Installation

The recommended and fastest way of running remage is through the pre-built packages on conda-forge; alternatively through our pre-built software container images. Alternatively, the project can be built from source.

Pre-built packages on conda-forge

Stable releases are made available on conda-forge for Linux and macOS systems. To install the latest version of remage into your environment, use pixi or conda:

$ pixi add remage
# or
$ conda install conda-forge::remage

Note

  • The conda-forge provided binaries do not support the ROOT output format, but fully supports LH5/HDF5.

  • Make sure that you don’t have the anacoda channels enabled in your conda environment, otherwise incompatibilities can arise with the conda-forge repo (see upstream docs). You can directly create an environment with only the conda-forge channel enabled:

    $ conda create -n remage-env --channel conda-forge --override-channels python=3.13
    $ conda activate remage-env
    $ conda config --env --add channels conda-forge
    $ conda config --env --remove channels defaults
    $ conda config --env --set channel_priority strict
    $ conda install remage
    
  • To install remage on an arm64 Mac, you need to perform special set-up steps at environment creation time:

    $ CONDA_SUBDIR=osx-64 conda create [...]
    $ conda activate remage-env
    $ conda config --env --set subdir osx-64
    $ # ... continue with the additional steps above
    

Pre-built container images

Stable releases are regularly made available on Docker Hub. To obtain and run the latest just do:

$ docker run legendexp/remage:latest --help # just prints a help message

If you prefer Apptainer, you can easily generate an image locally:

$ apptainer build remage_latest.sif docker://legendexp/remage:latest
$ apptainer run remage_latest.sif --help

More information is available in Software containers. If containers do not work for you, see the next section to learn how to build and install from source or from conda-forge.

Building from source

In preparation for the actual build, users are required to obtain some dependencies.

Required dependencies

  • CMake 3.28 or higher

  • Geant4 11.2.2 or higher, recommended 11.3

  • Python3 interpreter

Optional dependencies

  • Geant4 support for:

    • HDF5 object persistency (also needed for LH5)

    • Multithreading

    • GDML geometry description

  • ROOT 6.06 or higher

  • BxDecay0 1.0.10 or higher

  • HDF5 C++ support for LH5 object persistency

Note

Pre-built Docker container images with all necessary dependencies are available on Docker Hub (see Software containers).

Building

The build system is based on CMake.

Important

It is important that you use a unique install prefix for remage. Do not use a location that is controlled by your linux package manager (i.e. /usr). The default value of /usr/local is also dangerous if you install other software into that prefix. Failing to do so might create conflicts with other python packages or might even render your system unusable.
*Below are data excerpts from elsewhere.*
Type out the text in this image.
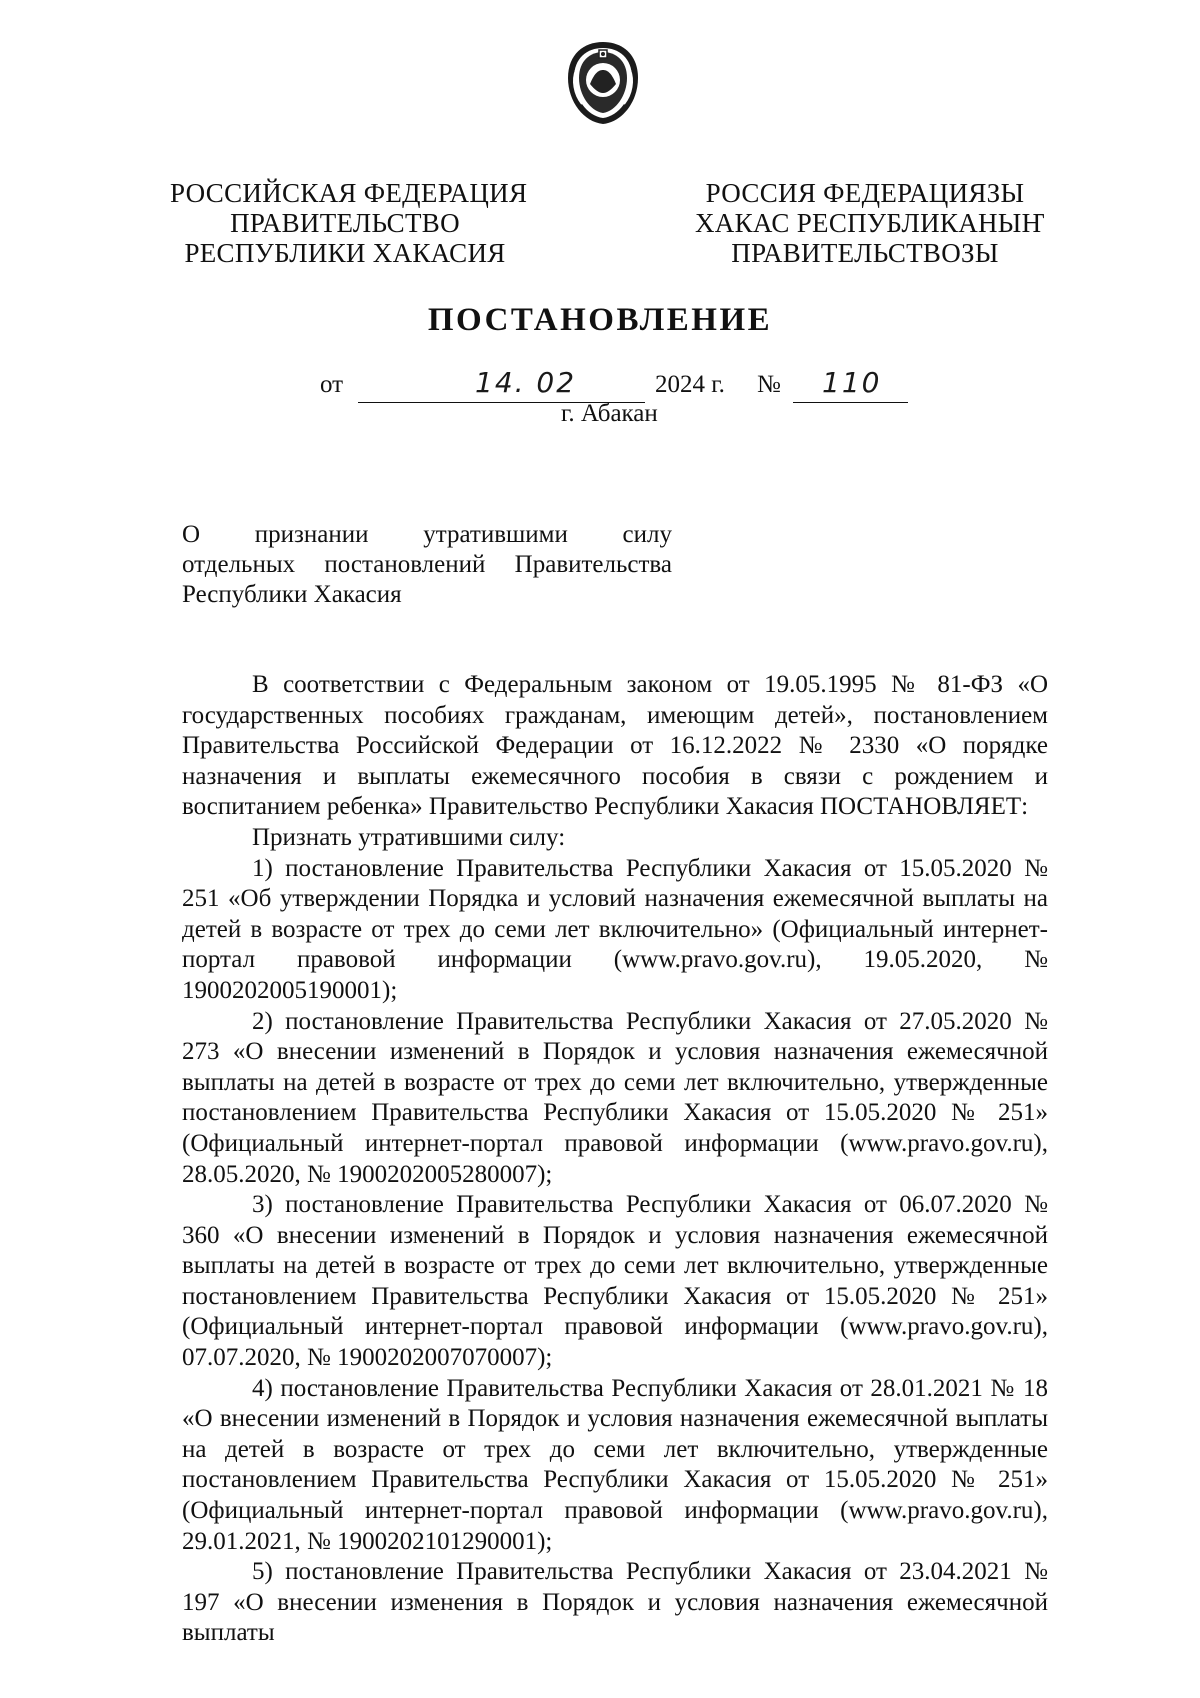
РОССИЙСКАЯ ФЕДЕРАЦИЯ
ПРАВИТЕЛЬСТВО
РЕСПУБЛИКИ ХАКАСИЯ
РОССИЯ ФЕДЕРАЦИЯЗЫ
ХАКАС РЕСПУБЛИКАНЫҤ
ПРАВИТЕЛЬСТВОЗЫ
ПОСТАНОВЛЕНИЕ
от	14. 02	2024 г. № 110
г. Абакан
О признании утратившими силу
отдельных постановлений Правительства
Республики Хакасия

В соответствии с Федеральным законом от 19.05.1995 № 81-ФЗ «О государственных пособиях гражданам, имеющим детей», постановлением Правительства Российской Федерации от 16.12.2022 № 2330 «О порядке назначения и выплаты ежемесячного пособия в связи с рождением и воспитанием ребенка» Правительство Республики Хакасия ПОСТАНОВЛЯЕТ:

Признать утратившими силу:

1) постановление Правительства Республики Хакасия от 15.05.2020 № 251 «Об утверждении Порядка и условий назначения ежемесячной выплаты на детей в возрасте от трех до семи лет включительно» (Официальный интернет-портал правовой информации (www.pravo.gov.ru), 19.05.2020, № 1900202005190001);

2) постановление Правительства Республики Хакасия от 27.05.2020 № 273 «О внесении изменений в Порядок и условия назначения ежемесячной выплаты на детей в возрасте от трех до семи лет включительно, утвержденные постановлением Правительства Республики Хакасия от 15.05.2020 № 251» (Официальный интернет-портал правовой информации (www.pravo.gov.ru), 28.05.2020, № 1900202005280007);

3) постановление Правительства Республики Хакасия от 06.07.2020 № 360 «О внесении изменений в Порядок и условия назначения ежемесячной выплаты на детей в возрасте от трех до семи лет включительно, утвержденные постановлением Правительства Республики Хакасия от 15.05.2020 № 251» (Официальный интернет-портал правовой информации (www.pravo.gov.ru), 07.07.2020, № 1900202007070007);

4) постановление Правительства Республики Хакасия от 28.01.2021 № 18 «О внесении изменений в Порядок и условия назначения ежемесячной выплаты на детей в возрасте от трех до семи лет включительно, утвержденные постановлением Правительства Республики Хакасия от 15.05.2020 № 251» (Официальный интернет-портал правовой информации (www.pravo.gov.ru), 29.01.2021, № 1900202101290001);

5) постановление Правительства Республики Хакасия от 23.04.2021 № 197 «О внесении изменения в Порядок и условия назначения ежемесячной выплаты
$ git clone https://github.com/legend-exp/remage
$ cd remage
$ mkdir build && cd build
$ cmake -DCMAKE_INSTALL_PREFIX=<unique prefix> ..
$ make install

Tip

When encountering any unexpected issues the first step should always be to remove the build folder and compile from scratch. The second step should be to additionally also remove the install folder and any traces of remage to try the installation on a fresh system.

Setting up Jupyter with a container

To set up a remage-aware Jupyter kernel, you only have to provide the correct kernel.json file to your Jupyter installation.

$ mkdir -p ~/.local/share/jupyter/kernels/remage
$ touch ~/.local/share/jupyter/kernels/remage/kernel.json

Note

If Jupyter is installed inside a virtual environment (or in VSCode your default Python interpreter is inside a virtual environment) then you probably need to add the kernel.json to the share folder of that Jupyter installation instead.

If you have installed remage from a pre-built binary using Apptainer, your kernel file should look something like this (remember to replace /path/to/remage_latest.sif with your actual path):

{
  "argv": [
    "sh",
    "-c",
    "apptainer exec -B $XDG_RUNTIME_DIR:$XDG_RUNTIME_DIR /path/to/remage_latest.sif python -m ipykernel_launcher -f {connection_file}"
  ],
  "display_name": "remage container",
  "language": "python",
  "metadata": {
    "debugger": true
  }
}

Now after refreshing JupyterLab/VSCode you should be able to find the “remage container” kernel in your notebooks!

Warning

Interactive visualization, like the pyg4ometry or Geant4 visualizer, might not work as expected in a notebook.